- Hostomská before 1956
- Born: 6 August 1907 Tábor, Bohemia, Austria-Hungary
- Died: 28 March 1995 (aged 87) Prague, Czech Republic
- Resting place: Vyšehrad Cemetery, Prague
- Occupations: Radio editor, writer, translator
- Employer: Czechoslovak Radio
- Spouse: Mirko Očadlík [cs]

= Anna Hostomská =

Czech radio editor and opera writer (1907–1995)

Anna Hostomská (6 August 1907 – 28 March 1995) was a Czech radio editor, writer and translator who worked for more than thirty years in the music department of Czechoslovak Radio. She was best known as a populariser of opera and as the author of Opera: průvodce operní tvorbou (Opera: A Guide to Operatic Works), a reference book that ran to ten editions in her lifetime and a heavily revised eleventh in 2018.

== Life and career ==
Hostomská was born in Tábor and grew up in Pelhřimov, where her father, a judge, had been posted in 1910; the family was musical, and there is a memorial plaque to it on Pelhřimov's square Masarykovo náměstí. She studied French language and literature at the University of Lyon in 1927–1928 and worked as a Czech correspondent for the Liberec chamber of commerce, then joined the Radiojournal in Prague in 1929 as secretary of its music department. She became an editor of the Prague station's music programmes in 1938, and in the same period began studying musicology and sociology at Charles University, a course cut short by the German closure of the Czech universities in 1939; she returned to it after the war but, with her radio workload, never completed her doctorate.

From 1945 to 1950 she was in charge of mixed and entertainment programming, and from 1952 she devoted herself almost entirely to popularising classical music, with explanatory talks in series such as Co máte nejraději ("What You Like Best") and Hudba, kterou mám rád ("The Music I Like").
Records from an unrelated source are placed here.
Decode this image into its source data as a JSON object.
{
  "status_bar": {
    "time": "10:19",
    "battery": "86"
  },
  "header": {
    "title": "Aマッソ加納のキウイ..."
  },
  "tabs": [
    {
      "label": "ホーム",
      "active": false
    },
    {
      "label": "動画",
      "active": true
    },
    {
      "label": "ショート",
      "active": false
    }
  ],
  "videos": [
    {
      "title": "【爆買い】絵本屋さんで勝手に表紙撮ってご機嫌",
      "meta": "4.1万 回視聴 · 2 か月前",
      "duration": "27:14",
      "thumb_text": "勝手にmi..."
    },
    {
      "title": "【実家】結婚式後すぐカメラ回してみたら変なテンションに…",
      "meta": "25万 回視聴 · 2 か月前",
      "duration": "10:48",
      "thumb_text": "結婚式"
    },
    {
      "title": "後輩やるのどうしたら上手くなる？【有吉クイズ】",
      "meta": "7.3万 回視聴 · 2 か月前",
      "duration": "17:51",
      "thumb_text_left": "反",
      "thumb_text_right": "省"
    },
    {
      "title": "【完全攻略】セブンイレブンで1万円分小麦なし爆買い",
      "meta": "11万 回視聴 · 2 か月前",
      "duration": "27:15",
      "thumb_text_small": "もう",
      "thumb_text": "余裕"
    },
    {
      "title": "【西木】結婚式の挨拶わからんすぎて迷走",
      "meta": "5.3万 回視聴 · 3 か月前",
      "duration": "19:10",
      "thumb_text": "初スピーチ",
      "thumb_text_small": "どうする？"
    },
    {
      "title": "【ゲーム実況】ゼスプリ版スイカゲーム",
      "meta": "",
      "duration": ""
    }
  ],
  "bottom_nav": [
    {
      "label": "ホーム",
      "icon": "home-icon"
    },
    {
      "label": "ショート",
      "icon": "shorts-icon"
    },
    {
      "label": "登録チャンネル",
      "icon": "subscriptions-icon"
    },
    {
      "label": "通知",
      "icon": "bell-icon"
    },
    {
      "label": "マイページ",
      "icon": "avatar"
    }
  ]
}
She is credited with bringing the entertainer Vladimír Dvořák to the microphone in 1946, and she wrote and presented programmes with him for five years. She retired from the radio in 1962 but continued as an external contributor; her last broadcast series was Modlitby v operách ("Prayers in Operas"), and from 1960 she also prepared programmes for the Prague theatre Divadlo hudby and gave lecture-recitals for adults and children.

Hostomská translated opera and operetta libretti from Polish, Russian, German and Italian, including Netopýr, Ball im Savoy and song lyrics for Mam'zelle Nitouche, and published widely in music journals and the daily press. She was married to the musicologist Mirko Očadlík.

== Books ==
Her most successful book was Opera: průvodce operní tvorbou, first published in 1955 and reprinted with revisions nine times by 1999; a new edition by Hostomská and a team of contributors appeared in 2018. She also published Příběhy, pověsti a pohádky paní Hudby (1959), stories about music for children, Kouzelný svět: vyprávění o světové opeře (1960) and Labyrint hudby, ráj srdce (1967).